Thursday, October 27, 2011

Beef Tataki and Asparagus with Egg Sauce

We had a Japanese feast at our friends’ on Saturday. Both Marcus and Tracy are avid cook and they have whipped up a lot of fabulous food for us over the years we have known them. Tracey is also very wicked with her puddings.

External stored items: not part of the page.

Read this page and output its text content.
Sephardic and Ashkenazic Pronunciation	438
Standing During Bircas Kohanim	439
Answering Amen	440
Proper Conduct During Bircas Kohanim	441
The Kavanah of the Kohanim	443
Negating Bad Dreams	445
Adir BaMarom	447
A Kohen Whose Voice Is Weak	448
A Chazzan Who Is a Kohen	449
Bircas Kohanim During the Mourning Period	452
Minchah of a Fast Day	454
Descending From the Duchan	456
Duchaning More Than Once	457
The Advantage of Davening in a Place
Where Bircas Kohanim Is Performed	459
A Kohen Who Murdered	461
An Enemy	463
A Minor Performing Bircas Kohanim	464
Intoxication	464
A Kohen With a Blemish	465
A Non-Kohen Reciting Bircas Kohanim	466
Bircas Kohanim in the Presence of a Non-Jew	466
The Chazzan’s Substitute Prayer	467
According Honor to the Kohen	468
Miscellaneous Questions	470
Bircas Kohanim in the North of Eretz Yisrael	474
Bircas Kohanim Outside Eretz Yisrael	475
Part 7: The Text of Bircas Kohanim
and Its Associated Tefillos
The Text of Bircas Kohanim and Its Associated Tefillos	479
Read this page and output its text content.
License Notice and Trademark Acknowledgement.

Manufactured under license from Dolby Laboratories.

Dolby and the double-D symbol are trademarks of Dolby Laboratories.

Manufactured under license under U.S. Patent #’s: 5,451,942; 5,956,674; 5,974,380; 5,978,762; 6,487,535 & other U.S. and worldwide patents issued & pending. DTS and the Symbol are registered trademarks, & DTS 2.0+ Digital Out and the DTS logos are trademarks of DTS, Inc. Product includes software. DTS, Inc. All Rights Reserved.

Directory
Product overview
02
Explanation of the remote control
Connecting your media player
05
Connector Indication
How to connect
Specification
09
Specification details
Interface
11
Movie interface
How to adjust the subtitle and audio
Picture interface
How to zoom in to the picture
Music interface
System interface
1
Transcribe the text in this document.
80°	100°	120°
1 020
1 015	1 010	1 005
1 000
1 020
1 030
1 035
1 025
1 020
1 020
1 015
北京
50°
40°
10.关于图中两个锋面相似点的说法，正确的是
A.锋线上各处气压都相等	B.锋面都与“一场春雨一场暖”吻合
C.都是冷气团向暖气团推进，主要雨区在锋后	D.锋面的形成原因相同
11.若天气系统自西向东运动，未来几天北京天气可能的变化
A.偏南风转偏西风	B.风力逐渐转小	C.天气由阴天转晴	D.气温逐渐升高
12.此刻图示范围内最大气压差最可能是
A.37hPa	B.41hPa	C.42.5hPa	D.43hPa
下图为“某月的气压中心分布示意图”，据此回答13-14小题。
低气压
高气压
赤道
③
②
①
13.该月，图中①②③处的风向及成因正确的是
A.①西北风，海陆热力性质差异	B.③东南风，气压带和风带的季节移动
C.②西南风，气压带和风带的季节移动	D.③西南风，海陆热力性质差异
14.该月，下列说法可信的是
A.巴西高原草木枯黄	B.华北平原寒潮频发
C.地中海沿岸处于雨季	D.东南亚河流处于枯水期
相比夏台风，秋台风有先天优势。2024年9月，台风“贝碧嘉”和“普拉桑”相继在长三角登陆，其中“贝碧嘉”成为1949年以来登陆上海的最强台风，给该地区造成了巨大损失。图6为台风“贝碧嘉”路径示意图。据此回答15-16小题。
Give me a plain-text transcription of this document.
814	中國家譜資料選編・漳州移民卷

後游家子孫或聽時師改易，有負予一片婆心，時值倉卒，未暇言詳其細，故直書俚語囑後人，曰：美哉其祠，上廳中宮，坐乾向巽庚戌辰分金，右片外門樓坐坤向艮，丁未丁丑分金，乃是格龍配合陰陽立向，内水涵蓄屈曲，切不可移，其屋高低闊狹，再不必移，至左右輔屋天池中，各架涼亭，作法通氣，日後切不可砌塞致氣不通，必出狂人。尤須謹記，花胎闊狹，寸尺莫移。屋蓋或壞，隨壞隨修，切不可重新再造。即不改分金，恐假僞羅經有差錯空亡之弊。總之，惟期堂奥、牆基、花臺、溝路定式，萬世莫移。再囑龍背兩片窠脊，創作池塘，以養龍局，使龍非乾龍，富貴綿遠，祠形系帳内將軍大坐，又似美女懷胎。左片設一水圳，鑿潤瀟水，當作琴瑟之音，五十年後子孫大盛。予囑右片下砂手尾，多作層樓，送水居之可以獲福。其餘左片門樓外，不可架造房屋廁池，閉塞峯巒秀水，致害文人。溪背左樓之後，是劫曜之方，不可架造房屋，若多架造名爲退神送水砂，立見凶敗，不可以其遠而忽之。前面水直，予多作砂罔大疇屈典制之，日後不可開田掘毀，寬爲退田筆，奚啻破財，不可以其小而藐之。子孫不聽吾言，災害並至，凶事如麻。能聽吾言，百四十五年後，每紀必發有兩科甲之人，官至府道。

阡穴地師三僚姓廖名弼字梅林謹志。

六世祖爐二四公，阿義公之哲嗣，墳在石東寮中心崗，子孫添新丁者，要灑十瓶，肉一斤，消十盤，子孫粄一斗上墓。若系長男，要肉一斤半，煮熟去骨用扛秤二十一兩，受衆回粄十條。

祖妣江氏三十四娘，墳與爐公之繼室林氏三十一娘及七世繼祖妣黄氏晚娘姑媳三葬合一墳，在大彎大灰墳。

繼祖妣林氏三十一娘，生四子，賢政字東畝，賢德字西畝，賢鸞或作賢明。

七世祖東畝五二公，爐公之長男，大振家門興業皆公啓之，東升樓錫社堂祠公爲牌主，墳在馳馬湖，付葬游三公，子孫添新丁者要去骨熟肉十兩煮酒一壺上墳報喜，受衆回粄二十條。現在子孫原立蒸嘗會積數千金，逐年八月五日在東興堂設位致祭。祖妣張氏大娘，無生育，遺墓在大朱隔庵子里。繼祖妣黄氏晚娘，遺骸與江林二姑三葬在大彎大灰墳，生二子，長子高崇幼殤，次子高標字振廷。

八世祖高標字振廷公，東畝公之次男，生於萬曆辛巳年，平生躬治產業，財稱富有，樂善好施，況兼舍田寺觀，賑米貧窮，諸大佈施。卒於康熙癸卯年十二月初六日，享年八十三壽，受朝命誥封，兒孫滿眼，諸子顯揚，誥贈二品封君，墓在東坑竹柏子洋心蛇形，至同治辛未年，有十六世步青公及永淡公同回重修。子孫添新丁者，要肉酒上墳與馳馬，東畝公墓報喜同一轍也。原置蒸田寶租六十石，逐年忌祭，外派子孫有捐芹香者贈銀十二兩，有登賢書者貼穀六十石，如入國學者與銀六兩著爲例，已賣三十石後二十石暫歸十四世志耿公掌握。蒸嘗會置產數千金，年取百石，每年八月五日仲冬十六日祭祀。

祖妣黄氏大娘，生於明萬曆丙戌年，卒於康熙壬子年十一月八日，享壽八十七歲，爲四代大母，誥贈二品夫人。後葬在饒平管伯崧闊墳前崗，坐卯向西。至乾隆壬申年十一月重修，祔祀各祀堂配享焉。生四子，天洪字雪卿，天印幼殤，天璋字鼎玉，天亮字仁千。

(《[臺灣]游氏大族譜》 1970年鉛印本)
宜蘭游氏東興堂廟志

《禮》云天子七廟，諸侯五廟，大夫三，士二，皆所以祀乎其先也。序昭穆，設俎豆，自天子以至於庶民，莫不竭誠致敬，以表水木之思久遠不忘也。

The recipes below have been kindly supplied by Tracey (she is a MasterChef material, this girl).

Beef Tataki
400g Beef Eye Fillet
Salt & Pepper
Vegetable Oil
1 spring onion
Heat a little oil in a heavy-based frying pan over a high heat.  Season the beef with salt and pepper and cook, searing all sides of the beef (about 1 minute each turn), until well browned all over, then plunge into iced water to stop the cooking process.  Remove from water and pat dry with a clean tea towel.  The beef should be very rare.
Wrap the beef in cling film and put in the freezer for about 1 hour (this helps with cutting the beef). When you are ready to serve, slice the meat very thinly, then lay the slices onto a serving plate. (They used mandolin slicer when we were there  – such a good idea)
Serve with Ponzu  (Soy and Citrus Sauce) and sprinkle with spring onion.

Egg Sauce
3 egg yolks
60ml Japanese Rice Vinegar (could also use regular white wine vinegar)
1 Tablespoon Mirin 
2 teaspoons caster sugar
2 tablespoons Dashi (or water)
Put all the ingredients in a small saucepan and whisk to combine well.  Sit the pan over a low heat and stir the sauce constantly for 3-4 minutes, or until smooth and thickened.  Remove from the heat.  Chill.  Serve chilled with cooked, chilled asparagus.

We had stuffed ourselves senseless that evening – as before the above mains, we also had three other finger food dishes. Notice the serviettes? Lovely, aren't they?

Note: Dashi is Japanese soup stock – but basically you can use any stock. Ponzu, Mirin and rice vinegar can be easily bought from Asian groceries or International food isle in your local supermarkets. We bought ours (except Ponzu) from Countdown & New World. If you cannot find Mirin, you can use half-half sake and sugar (or even white wine and sugar). If you cannot find Ponzu, you can make your own using one part soy sauce (preferably Japanese), one part rice vinegar and lemon juice. You can add a bit of Mirin if you like. Enjoy!


  1. Not a good time of the year for fresh asparagus here (don't eat frozen) but I will certainly make a note of this recipe. Any suggestions for a substitute? I can get Ponzu etc so that is not a problem.
    Today I enjoyed Garlic stems with thinly sliced beef.

  2. You can try broccoli or broccolini (it's early spring here in New Zealand so we have ample supply of fresh asparagus).